Relationship between S100A4, p53 expression, and apoptosis in response to NCRT in LAd-RC. (A) Upper: staining with HE and IHC for the indicated proteins in samples of NCRT-treated LAd-RC cases with low (upper) and high (lower) S100A4 expression. The closed boxes in IHC panels are magnified in the insets. Original magnification, x100 and x400 (insets). Lower: number of cleaved PARP1-positive cells per high-power field (HPF) in S100A4-high and -low score categories in NCRT-treated LAd-RC. The number of positive cells is shown as mean ± SD. Statistical analyses were carried out using the Mann-Whitney U-test. (B) Left: staining with HE and IHC for the indicated proteins in samples of NCRT-treated LAd-RC cases.
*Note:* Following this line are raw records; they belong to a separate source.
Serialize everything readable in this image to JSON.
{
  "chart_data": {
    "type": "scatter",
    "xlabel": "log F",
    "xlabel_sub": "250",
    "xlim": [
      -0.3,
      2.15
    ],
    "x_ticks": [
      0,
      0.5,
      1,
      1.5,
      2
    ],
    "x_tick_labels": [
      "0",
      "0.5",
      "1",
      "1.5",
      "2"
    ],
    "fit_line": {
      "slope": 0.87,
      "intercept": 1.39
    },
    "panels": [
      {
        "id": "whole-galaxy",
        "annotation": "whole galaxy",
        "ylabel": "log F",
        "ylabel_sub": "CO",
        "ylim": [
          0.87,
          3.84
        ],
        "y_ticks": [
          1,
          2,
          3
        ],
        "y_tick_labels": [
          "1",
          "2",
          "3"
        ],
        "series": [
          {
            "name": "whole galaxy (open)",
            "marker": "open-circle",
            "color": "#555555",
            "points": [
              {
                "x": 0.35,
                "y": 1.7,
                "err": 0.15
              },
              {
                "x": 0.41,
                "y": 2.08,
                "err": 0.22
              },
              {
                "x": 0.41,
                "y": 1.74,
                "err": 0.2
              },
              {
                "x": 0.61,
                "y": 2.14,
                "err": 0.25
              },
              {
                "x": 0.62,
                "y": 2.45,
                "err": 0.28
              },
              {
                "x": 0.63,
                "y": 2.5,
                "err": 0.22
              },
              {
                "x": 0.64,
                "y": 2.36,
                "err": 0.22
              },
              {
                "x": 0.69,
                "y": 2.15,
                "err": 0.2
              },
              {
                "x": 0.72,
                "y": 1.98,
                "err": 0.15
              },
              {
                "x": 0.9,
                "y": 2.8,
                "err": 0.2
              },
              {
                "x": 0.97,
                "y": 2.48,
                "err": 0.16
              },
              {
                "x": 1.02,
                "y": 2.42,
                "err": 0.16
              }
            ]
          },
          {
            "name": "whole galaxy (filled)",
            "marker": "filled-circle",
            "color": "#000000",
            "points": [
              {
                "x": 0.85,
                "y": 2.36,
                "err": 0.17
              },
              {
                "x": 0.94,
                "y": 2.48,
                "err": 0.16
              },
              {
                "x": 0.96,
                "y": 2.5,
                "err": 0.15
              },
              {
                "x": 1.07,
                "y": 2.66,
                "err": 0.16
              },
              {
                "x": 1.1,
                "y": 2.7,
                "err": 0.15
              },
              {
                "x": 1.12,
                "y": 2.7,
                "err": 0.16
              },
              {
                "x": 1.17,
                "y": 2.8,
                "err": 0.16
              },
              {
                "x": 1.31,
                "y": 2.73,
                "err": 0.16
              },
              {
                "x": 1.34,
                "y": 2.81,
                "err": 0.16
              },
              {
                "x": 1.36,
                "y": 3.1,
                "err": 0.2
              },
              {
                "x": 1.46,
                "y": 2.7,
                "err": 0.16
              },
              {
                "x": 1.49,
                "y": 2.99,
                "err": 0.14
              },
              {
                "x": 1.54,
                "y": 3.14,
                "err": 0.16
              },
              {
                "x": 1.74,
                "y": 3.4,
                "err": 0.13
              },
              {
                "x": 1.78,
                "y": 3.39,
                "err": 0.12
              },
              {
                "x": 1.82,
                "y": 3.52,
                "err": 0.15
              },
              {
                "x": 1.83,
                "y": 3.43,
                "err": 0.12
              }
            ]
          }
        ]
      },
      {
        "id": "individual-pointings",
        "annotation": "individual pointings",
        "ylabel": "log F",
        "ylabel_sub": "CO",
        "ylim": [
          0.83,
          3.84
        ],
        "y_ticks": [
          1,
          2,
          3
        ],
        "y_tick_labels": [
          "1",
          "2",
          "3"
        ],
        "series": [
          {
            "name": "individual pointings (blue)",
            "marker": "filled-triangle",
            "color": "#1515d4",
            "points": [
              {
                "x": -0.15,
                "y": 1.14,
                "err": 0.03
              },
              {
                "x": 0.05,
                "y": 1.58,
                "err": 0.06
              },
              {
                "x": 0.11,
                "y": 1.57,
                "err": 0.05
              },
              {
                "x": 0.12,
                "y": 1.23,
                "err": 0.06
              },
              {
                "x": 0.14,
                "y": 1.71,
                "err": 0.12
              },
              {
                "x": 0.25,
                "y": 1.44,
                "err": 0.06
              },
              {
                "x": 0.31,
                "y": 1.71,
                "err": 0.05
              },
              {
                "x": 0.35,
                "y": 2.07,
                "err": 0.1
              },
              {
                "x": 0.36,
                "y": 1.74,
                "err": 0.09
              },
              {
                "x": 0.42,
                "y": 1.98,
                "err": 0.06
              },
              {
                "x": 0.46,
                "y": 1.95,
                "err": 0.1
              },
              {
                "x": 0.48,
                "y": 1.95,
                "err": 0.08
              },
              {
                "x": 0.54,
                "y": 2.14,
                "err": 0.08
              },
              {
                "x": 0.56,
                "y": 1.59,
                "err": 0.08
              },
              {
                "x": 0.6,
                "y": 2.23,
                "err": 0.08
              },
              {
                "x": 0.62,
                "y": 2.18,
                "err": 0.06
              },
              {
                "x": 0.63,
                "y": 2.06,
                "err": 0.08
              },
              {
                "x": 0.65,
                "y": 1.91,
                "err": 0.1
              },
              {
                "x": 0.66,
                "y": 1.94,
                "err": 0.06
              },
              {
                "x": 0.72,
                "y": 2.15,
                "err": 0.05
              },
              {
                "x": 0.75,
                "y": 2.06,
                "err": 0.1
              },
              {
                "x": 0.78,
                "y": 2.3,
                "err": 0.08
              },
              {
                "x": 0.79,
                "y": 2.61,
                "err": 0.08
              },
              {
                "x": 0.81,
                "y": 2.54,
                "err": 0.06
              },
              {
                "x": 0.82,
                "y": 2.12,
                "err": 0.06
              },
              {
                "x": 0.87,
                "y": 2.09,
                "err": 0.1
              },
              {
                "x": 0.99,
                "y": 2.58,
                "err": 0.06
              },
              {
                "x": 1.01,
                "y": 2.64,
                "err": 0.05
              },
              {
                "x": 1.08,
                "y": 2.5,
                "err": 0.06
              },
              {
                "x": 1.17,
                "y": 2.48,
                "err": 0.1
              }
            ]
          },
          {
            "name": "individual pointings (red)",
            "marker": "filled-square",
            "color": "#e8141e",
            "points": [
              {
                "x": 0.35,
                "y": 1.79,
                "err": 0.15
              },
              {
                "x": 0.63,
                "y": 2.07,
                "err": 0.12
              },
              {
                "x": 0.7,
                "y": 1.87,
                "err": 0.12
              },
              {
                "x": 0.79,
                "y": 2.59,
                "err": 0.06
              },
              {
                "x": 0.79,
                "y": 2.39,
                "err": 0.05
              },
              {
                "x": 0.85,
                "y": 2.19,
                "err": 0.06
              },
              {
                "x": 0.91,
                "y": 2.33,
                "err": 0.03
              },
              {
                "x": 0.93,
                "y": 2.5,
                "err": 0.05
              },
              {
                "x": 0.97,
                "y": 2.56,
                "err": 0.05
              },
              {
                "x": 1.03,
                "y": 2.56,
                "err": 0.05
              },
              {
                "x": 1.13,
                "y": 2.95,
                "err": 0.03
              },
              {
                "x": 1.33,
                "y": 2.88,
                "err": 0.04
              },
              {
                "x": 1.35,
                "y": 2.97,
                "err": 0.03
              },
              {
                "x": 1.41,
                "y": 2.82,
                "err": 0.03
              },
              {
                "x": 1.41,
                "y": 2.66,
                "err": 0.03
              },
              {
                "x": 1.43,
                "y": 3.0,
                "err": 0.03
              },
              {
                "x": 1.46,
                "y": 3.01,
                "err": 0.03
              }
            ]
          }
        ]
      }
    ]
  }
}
Original magnification, x200. Upper- and lower-right: number of cleaved PARP1-positive cells per high-power field (HPF) in cells with combined S100A4 and p53 status (a combination of high and low scores) in NCRT-treated LAd-RC. The number of positive cells is shown as mean ± SD. Statistical analyses were carried out using the Mann-Whitney U-test.

Fig. 7

Schematic representation of the interplay between S100A4, p53, and β-catenin in Ad-CRC and NCRT-treated LAd-RC. S100A4 expression acts as a poor prognostic factor through stimulation of tumor budding/lymphovascular invasion in Ad-CRC, and mediates chemoradioresistance due to its anti-apoptotic effects in NCRT-treated LAd-RC. This may occur through direct interactions with p53 and via indirect or direct interactions with nuclear β-catenin.